Making the case for international cooperation in the current climate requires persuading national publics of the long-term benefits of well-managed migration and multilateralism. To this end, the Transatlantic Council on Migration recommends three principles:

Put national priorities front and center when making the case for new policies or investments. Policy actors may need to go back to basics and make the broader case to their constituents for why and how cooperation can actually advance national priorities—rather than undermine them—particularly in the context of a historic economic upheaval and pandemic. This involves pointing to easy wins, setting realistic expectations for what collective action can achieve and on what timeframe, and carefully identifying, measuring, and articulating the costs of unilateralism.

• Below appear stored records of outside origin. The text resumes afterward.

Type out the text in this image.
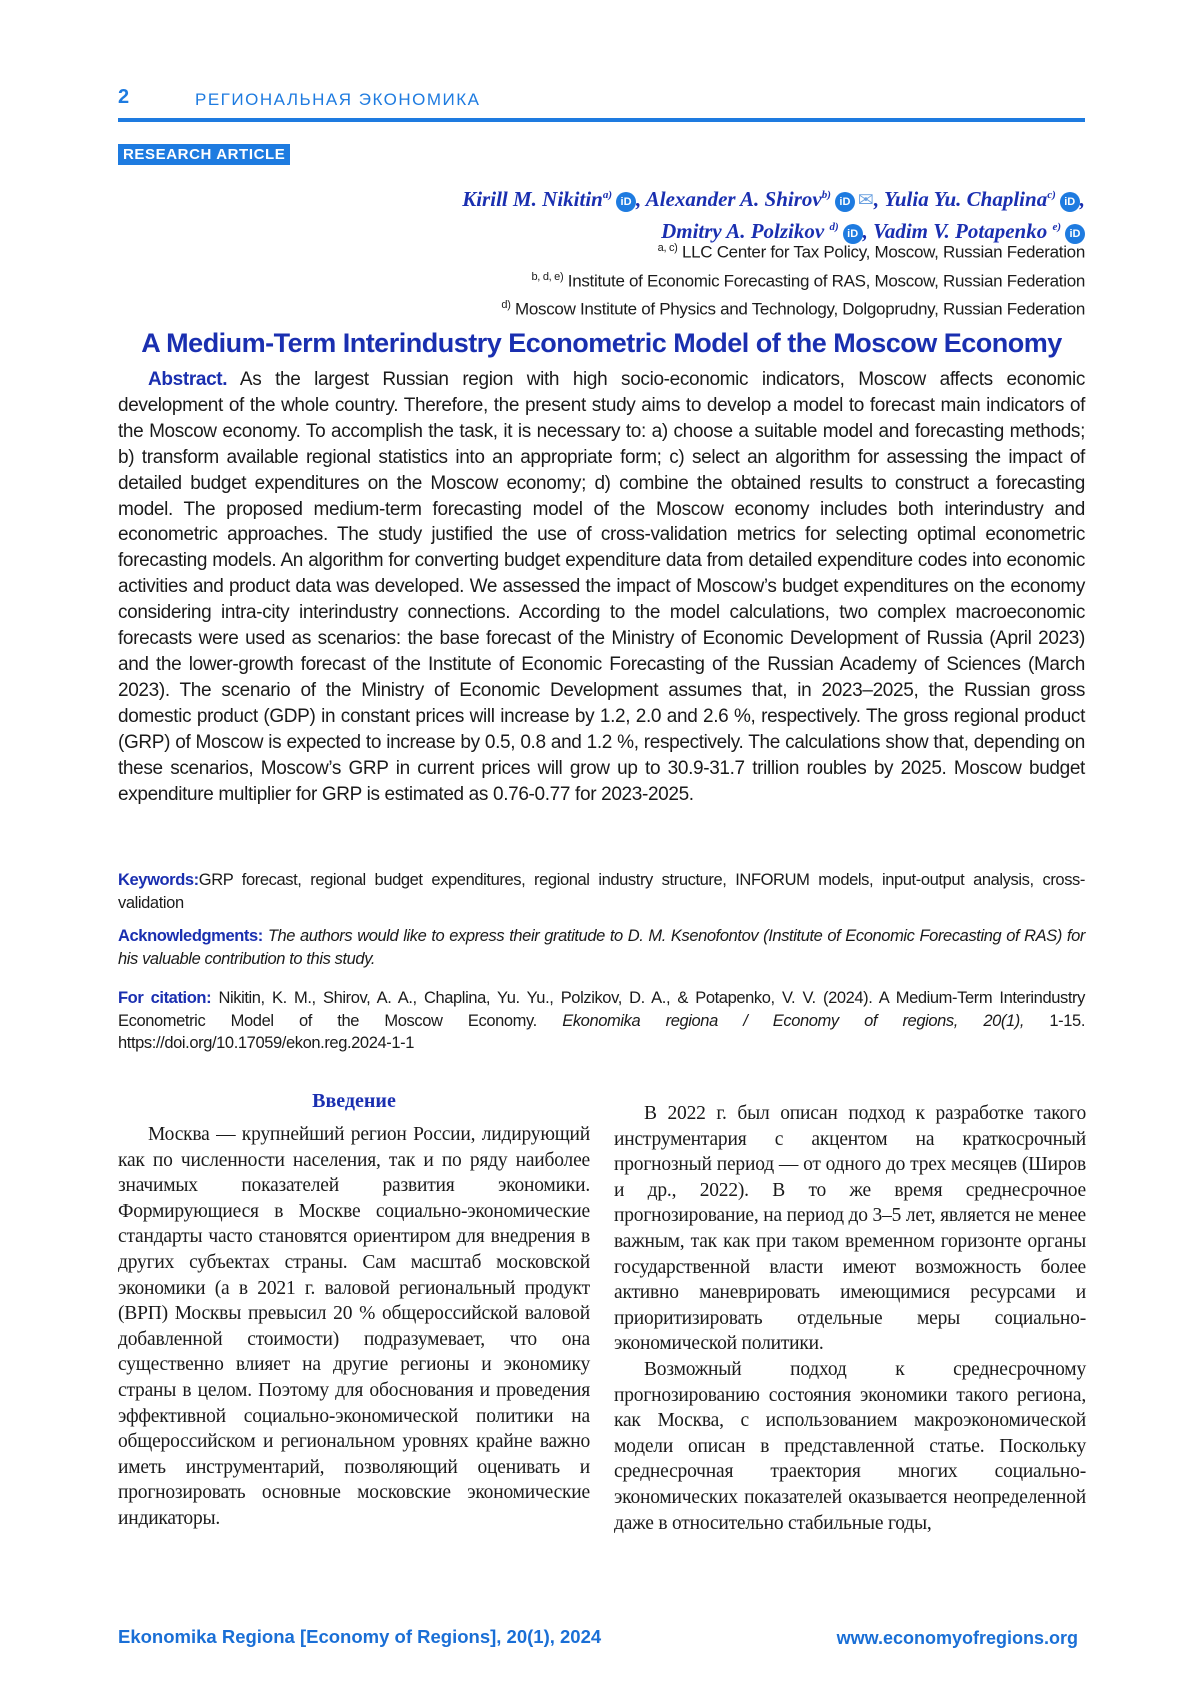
2	РЕГИОНАЛЬНАЯ ЭКОНОМИКА
RESEARCH ARTICLE
Kirill M. Nikitin$^{a)}$iD , Alexander A. Shirov$^{b)}$iD ✉, Yulia Yu. Chaplina$^{c)}$iD ,
Dmitry A. Polzikov $^{d)}$iD , Vadim V. Potapenko $^{e)}$iD
$^{a, c)}$ LLC Center for Tax Policy, Moscow, Russian Federation
$^{b, d, e)}$ Institute of Economic Forecasting of RAS, Moscow, Russian Federation
$^{d)}$ Moscow Institute of Physics and Technology, Dolgoprudny, Russian Federation
A Medium-Term Interindustry Econometric Model of the Moscow Economy
Abstract. As the largest Russian region with high socio-economic indicators, Moscow affects economic development of the whole country. Therefore, the present study aims to develop a model to forecast main indicators of the Moscow economy. To accomplish the task, it is necessary to: a) choose a suitable model and forecasting methods; b) transform available regional statistics into an appropriate form; c) select an algorithm for assessing the impact of detailed budget expenditures on the Moscow economy; d) combine the obtained results to construct a forecasting model. The proposed medium-term forecasting model of the Moscow economy includes both interindustry and econometric approaches. The study justified the use of cross-validation metrics for selecting optimal econometric forecasting models. An algorithm for converting budget expenditure data from detailed expenditure codes into economic activities and product data was developed. We assessed the impact of Moscow’s budget expenditures on the economy considering intra-city interindustry connections. According to the model calculations, two complex macroeconomic forecasts were used as scenarios: the base forecast of the Ministry of Economic Development of Russia (April 2023) and the lower-growth forecast of the Institute of Economic Forecasting of the Russian Academy of Sciences (March 2023). The scenario of the Ministry of Economic Development assumes that, in 2023–2025, the Russian gross domestic product (GDP) in constant prices will increase by 1.2, 2.0 and 2.6 %, respectively. The gross regional product (GRP) of Moscow is expected to increase by 0.5, 0.8 and 1.2 %, respectively. The calculations show that, depending on these scenarios, Moscow’s GRP in current prices will grow up to 30.9-31.7 trillion roubles by 2025. Moscow budget expenditure multiplier for GRP is estimated as 0.76-0.77 for 2023-2025.
Keywords:GRP forecast, regional budget expenditures, regional industry structure, INFORUM models, input-output analysis, cross-validation
Acknowledgments: The authors would like to express their gratitude to D. M. Ksenofontov (Institute of Economic Forecasting of RAS) for his valuable contribution to this study.
For citation: Nikitin, K. M., Shirov, A. A., Chaplina, Yu. Yu., Polzikov, D. A., & Potapenko, V. V. (2024). A Medium-Term Interindustry Econometric Model of the Moscow Economy. Ekonomika regiona / Economy of regions, 20(1), 1-15. https://doi.org/10.17059/ekon.reg.2024-1-1
Введение

Москва — крупнейший регион России, лидирующий как по численности населения, так и по ряду наиболее значимых показателей развития экономики. Формирующиеся в Москве социально-экономические стандарты часто становятся ориентиром для внедрения в других субъектах страны. Сам масштаб московской экономики (а в 2021 г. валовой региональный продукт (ВРП) Москвы превысил 20 % общероссийской валовой добавленной стоимости) подразумевает, что она существенно влияет на другие регионы и экономику страны в целом. Поэтому для обоснования и проведения эффективной социально-экономической политики на общероссийском и региональном уровнях крайне важно иметь инструментарий, позволяющий оценивать и прогнозировать основные московские экономические индикаторы.

В 2022 г. был описан подход к разработке такого инструментария с акцентом на краткосрочный прогнозный период — от одного до трех месяцев (Широв и др., 2022). В то же время среднесрочное прогнозирование, на период до 3–5 лет, является не менее важным, так как при таком временном горизонте органы государственной власти имеют возможность более активно маневрировать имеющимися ресурсами и приоритизировать отдельные меры социально-экономической политики.

Возможный подход к среднесрочному прогнозированию состояния экономики такого региона, как Москва, с использованием макроэкономической модели описан в представленной статье. Поскольку среднесрочная траектория многих социально-экономических показателей оказывается неопределенной даже в относительно стабильные годы,

Ekonomika Regiona [Economy of Regions], 20(1), 2024	www.economyofregions.org
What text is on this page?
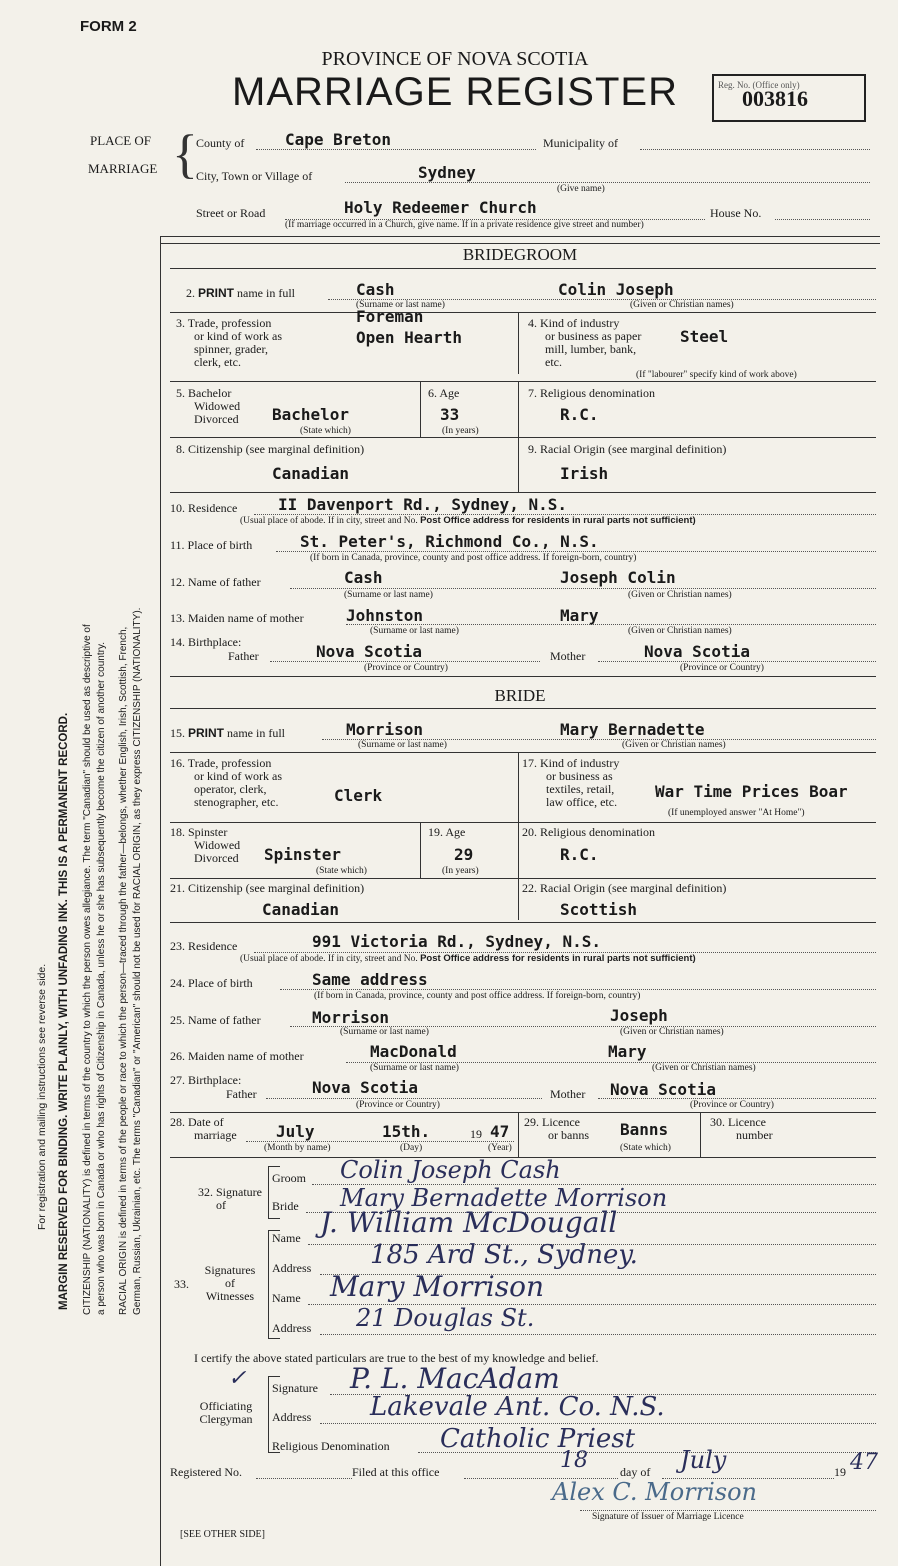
For registration and mailing instructions see reverse side. MARGIN RESERVED FOR BINDING. WRITE PLAINLY, WITH UNFADING INK. THIS IS A PERMANENT RECORD. CITIZENSHIP (NATIONALITY) is defined in terms of the country to which the person owes allegiance. The term "Canadian" should be used as descriptive of a person who was born in Canada or who has rights of Citizenship in Canada, unless he or she has subsequently become the citizen of another country. RACIAL ORIGIN is defined in terms of the people or race to which the person—traced through the father—belongs, whether English, Irish, Scottish, French, German, Russian, Ukrainian, etc. The terms "Canadian" or "American" should not be used for RACIAL ORIGIN, as they express CITIZENSHIP (NATIONALITY).
FORM 2
PROVINCE OF NOVA SCOTIA
MARRIAGE REGISTER	Reg. No. (Office only)
003816
PLACE OF
MARRIAGE {
County of	Cape Breton	Municipality of
City, Town or Village of	Sydney
(Give name)
Street or Road	Holy Redeemer Church	House No.
(If marriage occurred in a Church, give name. If in a private residence give street and number)
BRIDEGROOM
2. PRINT name in full	Cash	Colin Joseph
(Surname or last name)	(Given or Christian names)
3. Trade, profession
or kind of work as
spinner, grader,
clerk, etc.
Foreman
Open Hearth
4. Kind of industry
or business as paper
mill, lumber, bank,
etc.
Steel
(If "labourer" specify kind of work above)
5. Bachelor
Widowed
Divorced Bachelor
(State which)
6. Age
33
(In years)
7. Religious denomination
R.C.
8. Citizenship (see marginal definition)
Canadian
9. Racial Origin (see marginal definition)
Irish
10. Residence	II Davenport Rd., Sydney, N.S.
(Usual place of abode. If in city, street and No. Post Office address for residents in rural parts not sufficient)
11. Place of birth	St. Peter's, Richmond Co., N.S.
(If born in Canada, province, county and post office address. If foreign-born, country)
12. Name of father	Cash	Joseph Colin
(Surname or last name)	(Given or Christian names)
13. Maiden name of mother	Johnston	Mary
(Surname or last name)	(Given or Christian names)
14. Birthplace:
Father	Nova Scotia	Mother	Nova Scotia
(Province or Country)	(Province or Country)
BRIDE
15. PRINT name in full	Morrison	Mary Bernadette
(Surname or last name)	(Given or Christian names)
16. Trade, profession
or kind of work as
operator, clerk,
stenographer, etc.	Clerk
17. Kind of industry
or business as
textiles, retail,
law office, etc.
War Time Prices Boar
(If unemployed answer "At Home")
18. Spinster
Widowed
Divorced Spinster
(State which)
19. Age
29
(In years)
20. Religious denomination
R.C.
21. Citizenship (see marginal definition)
Canadian
22. Racial Origin (see marginal definition)
Scottish
23. Residence	991 Victoria Rd., Sydney, N.S.
(Usual place of abode. If in city, street and No. Post Office address for residents in rural parts not sufficient)
24. Place of birth	Same address
(If born in Canada, province, county and post office address. If foreign-born, country)
25. Name of father	Morrison	Joseph
(Surname or last name)	(Given or Christian names)
26. Maiden name of mother	MacDonald	Mary
(Surname or last name)	(Given or Christian names)
27. Birthplace:
Father	Nova Scotia	Mother Nova Scotia
(Province or Country)	(Province or Country)
28. Date of
marriage July	15th.	19 47
(Month by name)	(Day)	(Year)
29. Licence
or banns Banns
(State which)
30. Licence
number
32. Signature
of
Groom Colin Joseph Cash
Bride Mary Bernadette Morrison
33.
Signatures
of
Witnesses
Name J. William McDougall
Address 185 Ard St., Sydney.
Name Mary Morrison
Address 21 Douglas St.
I certify the above stated particulars are true to the best of my knowledge and belief.
✓
Officiating
Clergyman
Signature P. L. MacAdam
Address Lakevale Ant. Co. N.S.
Religious Denomination Catholic Priest
Registered No.	Filed at this office	18	day of July	19 47
Alex C. Morrison
Signature of Issuer of Marriage Licence
[SEE OTHER SIDE]
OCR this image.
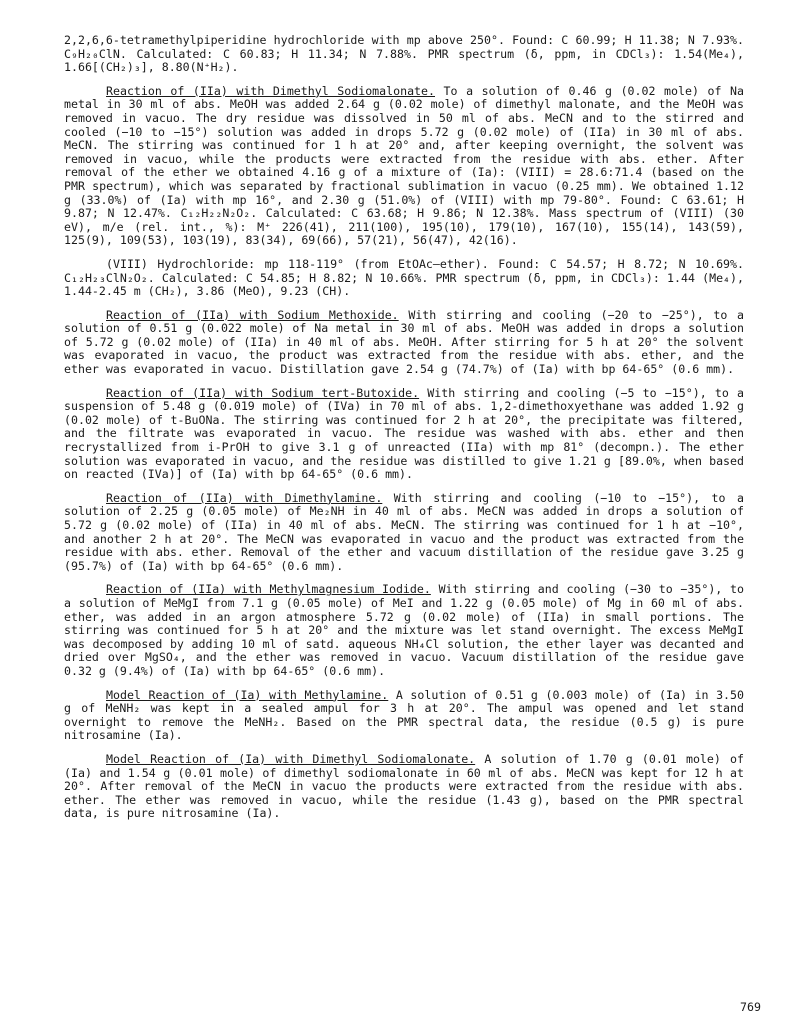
2,2,6,6-tetramethylpiperidine hydrochloride with mp above 250°. Found: C 60.99; H 11.38; N 7.93%. C₉H₂₀ClN. Calculated: C 60.83; H 11.34; N 7.88%. PMR spectrum (δ, ppm, in CDCl₃): 1.54(Me₄), 1.66[(CH₂)₃], 8.80(N⁺H₂).

Reaction of (IIa) with Dimethyl Sodiomalonate. To a solution of 0.46 g (0.02 mole) of Na metal in 30 ml of abs. MeOH was added 2.64 g (0.02 mole) of dimethyl malonate, and the MeOH was removed in vacuo. The dry residue was dissolved in 50 ml of abs. MeCN and to the stirred and cooled (−10 to −15°) solution was added in drops 5.72 g (0.02 mole) of (IIa) in 30 ml of abs. MeCN. The stirring was continued for 1 h at 20° and, after keeping overnight, the solvent was removed in vacuo, while the products were extracted from the residue with abs. ether. After removal of the ether we obtained 4.16 g of a mixture of (Ia): (VIII) = 28.6:71.4 (based on the PMR spectrum), which was separated by fractional sublimation in vacuo (0.25 mm). We obtained 1.12 g (33.0%) of (Ia) with mp 16°, and 2.30 g (51.0%) of (VIII) with mp 79-80°. Found: C 63.61; H 9.87; N 12.47%. C₁₂H₂₂N₂O₂. Calculated: C 63.68; H 9.86; N 12.38%. Mass spectrum of (VIII) (30 eV), m/e (rel. int., %): M⁺ 226(41), 211(100), 195(10), 179(10), 167(10), 155(14), 143(59), 125(9), 109(53), 103(19), 83(34), 69(66), 57(21), 56(47), 42(16).

(VIII) Hydrochloride: mp 118-119° (from EtOAc—ether). Found: C 54.57; H 8.72; N 10.69%. C₁₂H₂₃ClN₂O₂. Calculated: C 54.85; H 8.82; N 10.66%. PMR spectrum (δ, ppm, in CDCl₃): 1.44 (Me₄), 1.44-2.45 m (CH₂), 3.86 (MeO), 9.23 (CH).

Reaction of (IIa) with Sodium Methoxide. With stirring and cooling (−20 to −25°), to a solution of 0.51 g (0.022 mole) of Na metal in 30 ml of abs. MeOH was added in drops a solution of 5.72 g (0.02 mole) of (IIa) in 40 ml of abs. MeOH. After stirring for 5 h at 20° the solvent was evaporated in vacuo, the product was extracted from the residue with abs. ether, and the ether was evaporated in vacuo. Distillation gave 2.54 g (74.7%) of (Ia) with bp 64-65° (0.6 mm).

Reaction of (IIa) with Sodium tert-Butoxide. With stirring and cooling (−5 to −15°), to a suspension of 5.48 g (0.019 mole) of (IVa) in 70 ml of abs. 1,2-dimethoxyethane was added 1.92 g (0.02 mole) of t-BuONa. The stirring was continued for 2 h at 20°, the precipitate was filtered, and the filtrate was evaporated in vacuo. The residue was washed with abs. ether and then recrystallized from i-PrOH to give 3.1 g of unreacted (IIa) with mp 81° (decompn.). The ether solution was evaporated in vacuo, and the residue was distilled to give 1.21 g [89.0%, when based on reacted (IVa)] of (Ia) with bp 64-65° (0.6 mm).

Reaction of (IIa) with Dimethylamine. With stirring and cooling (−10 to −15°), to a solution of 2.25 g (0.05 mole) of Me₂NH in 40 ml of abs. MeCN was added in drops a solution of 5.72 g (0.02 mole) of (IIa) in 40 ml of abs. MeCN. The stirring was continued for 1 h at −10°, and another 2 h at 20°. The MeCN was evaporated in vacuo and the product was extracted from the residue with abs. ether. Removal of the ether and vacuum distillation of the residue gave 3.25 g (95.7%) of (Ia) with bp 64-65° (0.6 mm).

Reaction of (IIa) with Methylmagnesium Iodide. With stirring and cooling (−30 to −35°), to a solution of MeMgI from 7.1 g (0.05 mole) of MeI and 1.22 g (0.05 mole) of Mg in 60 ml of abs. ether, was added in an argon atmosphere 5.72 g (0.02 mole) of (IIa) in small portions. The stirring was continued for 5 h at 20° and the mixture was let stand overnight. The excess MeMgI was decomposed by adding 10 ml of satd. aqueous NH₄Cl solution, the ether layer was decanted and dried over MgSO₄, and the ether was removed in vacuo. Vacuum distillation of the residue gave 0.32 g (9.4%) of (Ia) with bp 64-65° (0.6 mm).

Model Reaction of (Ia) with Methylamine. A solution of 0.51 g (0.003 mole) of (Ia) in 3.50 g of MeNH₂ was kept in a sealed ampul for 3 h at 20°. The ampul was opened and let stand overnight to remove the MeNH₂. Based on the PMR spectral data, the residue (0.5 g) is pure nitrosamine (Ia).

Model Reaction of (Ia) with Dimethyl Sodiomalonate. A solution of 1.70 g (0.01 mole) of (Ia) and 1.54 g (0.01 mole) of dimethyl sodiomalonate in 60 ml of abs. MeCN was kept for 12 h at 20°. After removal of the MeCN in vacuo the products were extracted from the residue with abs. ether. The ether was removed in vacuo, while the residue (1.43 g), based on the PMR spectral data, is pure nitrosamine (Ia).

769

Prioritize efforts to rebuild public trust rather than pursue quick fixes. Governments need to make the political and public policy case for investing in cooperation for the long term in order to get the public on board. This requires establishing a compelling narrative about cooperation, and presenting it in a disciplined and consistent matter. Without this trust, they will not have the political latitude to test and get buy-in for creative immigration and integration ideas and to take calculated and deliberate risks to guide their communities in the long recovery ahead.

Acknowledge that there is no perfect or quick solution. Multilateralism demands continuous engagement and compromise. It is almost always slower, less precise, and imposes many imperfect tradeoffs. Instead of trying to persuade people that, ipso facto, migration will have benefits to all people, leaders should be transparent about the challenges and potential tradeoffs and outline the measures they intend to take to address them. In doing so, they should strive to build confidence that systems are operating fairly, according to clear rules, and consistent with a society’s values.

Champions of cooperation will thus need to rewrite not just the rules of the game but also the narrative around it to show that working together can solve common problems and achieve mutual goals.